(Editor's Note: This is a little old, two years, but still good material and very relevant. If you are a patient under Upper Cervical care and only getting minimal results look into this type of care and if you are an Upper Cervical Chiropractor research this procedure to learn more about what is available and if interested please learn this work.)
By Dr. Russell Friedman (around 12/2011)
The objective of the Upper Cervical (UC) spinal correction has always been about directing force into the body in an effort to move a bone back to its place of origin. However, any downward force, or any force going into the body is, by its very nature, compressive to the body. Whether the force is P to A, A to P, or S to I, any inward force is restrictive to the human frame. The time is now right to go beyond our established boundaries.
On a full spine x-ray, the low pelvis creates an imbalance. This pelvic tilt takes us off orthogonal, and gravity’s downward pull slowly compresses us from skull to pelvis. This occurs over time and is apparent on the films we work with daily. The compressive effects of a spinal misalignment and gravity are visible as a spinal curvature in the frontal plane (scoliosis) and in the sagittal plane as the reversed curve (kyphosis). Even in the cervical view of the nasium film, the cervical spine is frequently bowing. Go look at it. And our goal to drive this toward center, with the atlas as our lever, only increases this bow. The UC mantra of ‘drive the plane line down’ and the "bone out of place" paradigm is a limiting view that should be re-evaluated.
Do you believe this is in our patients’ best interest? Should force be added to the already existing compression as we attempt to drive the body to a centered orthogonal position? Put aside the idea of "a bone out of place" for a moment and ask yourself if we should EVER put force into the body to further compress it.

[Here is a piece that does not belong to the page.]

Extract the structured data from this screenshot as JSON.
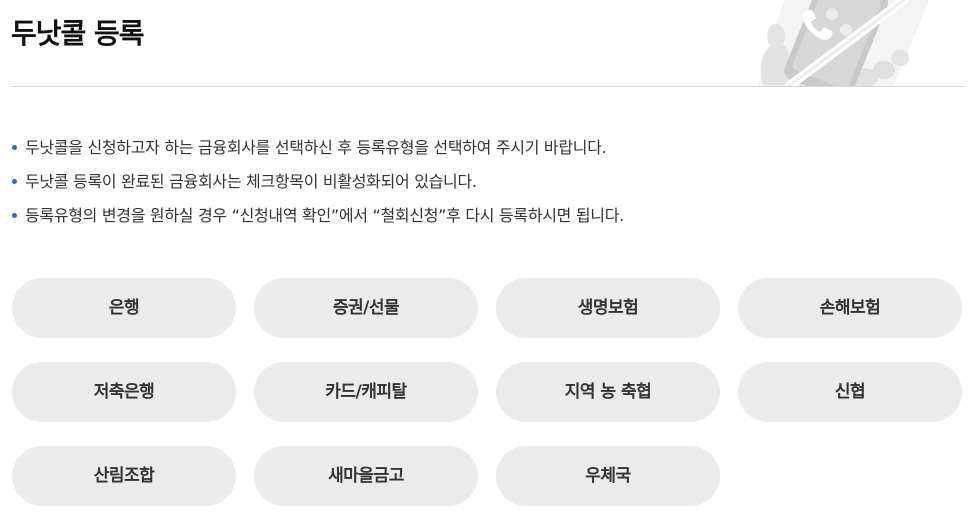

ALL Upper Cervical procedures apply some type of inward force into the body in an attempt to create orthogonality. Whether by machine or hand, this is a valid statement. This concept isn't solely reserved for UC either; it is a primary concept in most, if not all, chiropractic. We, as UC Docs, believe that the ‘triceps pull’ delivers minimal depth and therefore is not compressive. This however, is misleading. ANY inward force is compressive, especially since the vast majority of our height factors are positive and above C/A…hence they drive the spine downward. The spine therefore, becomes more compressed!
My own personal journey of facilitating better corrections, as well as seeing the bigger chiropractic picture, has accelerated, shifted and evolved far beyond the ‘bone out of place’ model. The informational field has opened wide and that vision has taken a larger, more comprehensive path. Up to this point, everything that I have learned and taught has been in integrity. Until now I have not seen the larger 3D picture of how the pieces, from top to bottom, relate to the misalignment, breakdown and spiral leading to the re-corrected steady state. I too, continue to evolve. This means that we are not done and do not have all the answers. It's actually quite the contrary. Information will hopefully continue to evolve as the drive to improve will hopefully continue. That is where the fun is. Learning and open-mindedness is what separates our work from all other UC procedures.
I am hopeful that others will recognize this broader picture and realize that we must grow from our 1960’s model. The tensegrity model that the body is an up and open system is the progressive and current paradigm that will gain traction. Truth always rises to the top.